Chengyi (Jeff) Chen’s Data Science Blog ΨΦ: Pursuit to discover Unknown Unknowns

_images/header.jpg

Fig. 1 Hi, I’m Jeff and \(\Psi \Phi\) (pronounced “sci-fi”) is my technical blog dedicated to connecting seemingly disparate data science concepts.


Introduction

United States Secretary of Defense Donald Rumsfeld once stated::

Reports that say that something hasn’t happened are always interesting to me, because as we know, there are known knowns; there are things we know we know. We also know there are known unknowns; that is to say we know there are some things we do not know. But there are also unknown unknowns—the ones we don’t know we don’t know. And if one looks throughout the history of our country and other free countries, it is the latter category that tends to be the difficult ones.

Learning about the categorization of information by United States Secretary of Defense Donald Rumsfeld was an important point in my life. Although this quote is more often used in the context of risk management, I see it more as a guide on how to traverse to the right end of the Dunning-Kruger effect curve.

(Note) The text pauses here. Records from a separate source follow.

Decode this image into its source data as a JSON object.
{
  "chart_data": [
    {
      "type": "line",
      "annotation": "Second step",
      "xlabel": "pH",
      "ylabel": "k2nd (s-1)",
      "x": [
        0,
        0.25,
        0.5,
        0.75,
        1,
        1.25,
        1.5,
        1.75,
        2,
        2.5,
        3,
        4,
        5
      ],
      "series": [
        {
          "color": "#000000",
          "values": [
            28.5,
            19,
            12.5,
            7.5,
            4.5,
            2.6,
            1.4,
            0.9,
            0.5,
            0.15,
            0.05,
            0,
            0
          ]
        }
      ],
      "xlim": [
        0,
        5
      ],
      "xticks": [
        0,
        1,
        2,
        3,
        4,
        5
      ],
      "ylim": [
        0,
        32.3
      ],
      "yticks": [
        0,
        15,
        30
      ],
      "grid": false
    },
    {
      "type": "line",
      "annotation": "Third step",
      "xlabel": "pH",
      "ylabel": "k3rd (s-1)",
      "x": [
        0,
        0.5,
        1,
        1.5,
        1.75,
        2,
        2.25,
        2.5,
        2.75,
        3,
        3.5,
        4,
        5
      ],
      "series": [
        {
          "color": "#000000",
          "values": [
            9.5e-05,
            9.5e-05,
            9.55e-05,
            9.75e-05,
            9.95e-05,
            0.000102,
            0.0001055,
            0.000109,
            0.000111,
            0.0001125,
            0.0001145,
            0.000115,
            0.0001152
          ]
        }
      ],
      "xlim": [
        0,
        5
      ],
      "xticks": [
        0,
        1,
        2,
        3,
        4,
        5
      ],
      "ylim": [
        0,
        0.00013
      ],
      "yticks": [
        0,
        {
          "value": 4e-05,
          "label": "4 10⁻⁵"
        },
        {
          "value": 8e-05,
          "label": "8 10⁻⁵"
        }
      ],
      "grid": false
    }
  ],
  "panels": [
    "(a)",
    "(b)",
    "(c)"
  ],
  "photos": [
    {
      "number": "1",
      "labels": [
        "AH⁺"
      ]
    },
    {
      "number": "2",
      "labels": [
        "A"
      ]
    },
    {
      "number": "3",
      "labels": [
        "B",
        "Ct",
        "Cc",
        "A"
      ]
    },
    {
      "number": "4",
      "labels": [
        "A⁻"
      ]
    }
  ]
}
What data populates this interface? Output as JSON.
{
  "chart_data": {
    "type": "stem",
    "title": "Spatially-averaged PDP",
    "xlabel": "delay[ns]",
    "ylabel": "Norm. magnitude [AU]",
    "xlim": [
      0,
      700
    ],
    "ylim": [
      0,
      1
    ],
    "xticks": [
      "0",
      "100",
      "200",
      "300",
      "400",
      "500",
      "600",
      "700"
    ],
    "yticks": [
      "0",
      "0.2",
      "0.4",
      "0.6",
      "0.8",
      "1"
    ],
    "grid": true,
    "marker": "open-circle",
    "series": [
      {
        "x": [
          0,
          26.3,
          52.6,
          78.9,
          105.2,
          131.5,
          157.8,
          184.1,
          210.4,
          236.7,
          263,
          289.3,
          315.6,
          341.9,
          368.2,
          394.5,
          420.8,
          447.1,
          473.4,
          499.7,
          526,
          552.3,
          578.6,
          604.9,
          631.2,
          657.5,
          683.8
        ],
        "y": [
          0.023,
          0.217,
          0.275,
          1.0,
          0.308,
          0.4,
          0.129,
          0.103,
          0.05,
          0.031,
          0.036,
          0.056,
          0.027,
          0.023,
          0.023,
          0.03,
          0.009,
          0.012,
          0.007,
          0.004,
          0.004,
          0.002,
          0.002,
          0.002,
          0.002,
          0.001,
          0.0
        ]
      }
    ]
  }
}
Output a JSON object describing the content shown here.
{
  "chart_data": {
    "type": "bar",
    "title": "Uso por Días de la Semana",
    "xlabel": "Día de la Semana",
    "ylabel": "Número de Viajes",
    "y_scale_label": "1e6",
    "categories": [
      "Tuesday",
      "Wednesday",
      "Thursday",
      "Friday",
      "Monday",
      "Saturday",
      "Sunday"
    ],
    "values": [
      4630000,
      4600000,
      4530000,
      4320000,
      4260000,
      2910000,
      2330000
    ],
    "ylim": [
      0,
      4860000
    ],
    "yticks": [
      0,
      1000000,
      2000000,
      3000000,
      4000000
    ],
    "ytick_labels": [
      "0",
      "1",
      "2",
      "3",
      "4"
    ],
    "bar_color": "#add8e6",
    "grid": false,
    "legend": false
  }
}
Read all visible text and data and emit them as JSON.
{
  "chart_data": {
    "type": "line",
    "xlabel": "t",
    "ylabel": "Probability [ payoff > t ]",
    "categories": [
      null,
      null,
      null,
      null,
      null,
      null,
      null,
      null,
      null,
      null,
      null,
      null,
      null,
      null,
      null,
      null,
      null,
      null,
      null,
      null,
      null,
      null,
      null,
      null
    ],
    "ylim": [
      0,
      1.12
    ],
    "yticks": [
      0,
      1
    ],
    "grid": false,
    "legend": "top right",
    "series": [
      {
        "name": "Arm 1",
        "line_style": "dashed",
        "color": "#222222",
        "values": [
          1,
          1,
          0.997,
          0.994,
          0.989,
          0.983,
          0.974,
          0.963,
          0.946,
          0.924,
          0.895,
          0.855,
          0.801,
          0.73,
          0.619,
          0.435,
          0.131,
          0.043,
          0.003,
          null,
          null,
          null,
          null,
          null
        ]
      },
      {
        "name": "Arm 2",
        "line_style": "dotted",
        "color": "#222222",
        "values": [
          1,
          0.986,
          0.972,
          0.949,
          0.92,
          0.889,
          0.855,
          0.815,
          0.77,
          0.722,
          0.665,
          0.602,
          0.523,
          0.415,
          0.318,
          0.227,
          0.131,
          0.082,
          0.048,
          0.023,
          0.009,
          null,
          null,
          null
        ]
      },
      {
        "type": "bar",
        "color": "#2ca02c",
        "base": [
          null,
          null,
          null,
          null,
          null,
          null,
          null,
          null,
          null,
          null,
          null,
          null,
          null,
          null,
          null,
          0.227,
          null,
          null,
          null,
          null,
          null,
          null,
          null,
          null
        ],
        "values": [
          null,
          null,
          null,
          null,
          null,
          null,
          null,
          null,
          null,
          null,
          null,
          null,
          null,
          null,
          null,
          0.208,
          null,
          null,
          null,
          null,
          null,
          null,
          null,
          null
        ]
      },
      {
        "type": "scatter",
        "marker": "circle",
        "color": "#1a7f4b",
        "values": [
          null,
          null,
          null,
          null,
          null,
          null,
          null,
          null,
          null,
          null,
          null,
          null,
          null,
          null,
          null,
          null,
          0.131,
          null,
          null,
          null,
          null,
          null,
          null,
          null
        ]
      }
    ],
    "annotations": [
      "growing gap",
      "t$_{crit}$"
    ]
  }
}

https://upload.wikimedia.org/wikipedia/commons/thumb/4/46/Dunning%E2%80%93Kruger_Effect_01.svg/1024px-Dunning%E2%80%93Kruger_Effect_01.svg.png

Fig. 2 Dunning-Kruger effect curve

Obviously, in order to succeed in life (“succeed” could be in the context of anything – e.g. healthy relationships, career, financial, academics, …) without relying on purely luck, one needs to have the bare minimum drive and resolve to want to work hard and actually execute it. But what does it mean to work hard? What does it mean to really understand the material that you’re learning? Clearly, the first step would be to start learning about what you know you don’t know. However, if you’re only doing this, you might get the false sense of confidence that brings you up to the Peak of “Mount Stupid” as shown in the figure above. To get to the “Plateau of Sustainability”, one has to trudge forward to find out what one doesn’t know one doesn’t know, i.e. the unknown unknowns. I’ll be using this space to demonstrate times when I’ve tried to push past the area of known unknowns through asking questions that drive me to the unknown unknowns.


Machine Learning Notes

The first section of my blog just contains some notes for my own reference on machine learning. Overall, my interests lie in the realm of probabilistic machine learning because it provides a framework for both learning about unbobserved variables as well as a good measure of uncertainty for predictions. “Pattern Recognition and Machine Learning” by Christopher M. Bishop is the best textbook resource I could find for learning about probabilistic machine learning.


Personal Projects

This section features some of the projects that I do in my free time to better understand some machine learning concepts as well as to better understand the pyro probabilistic programming language.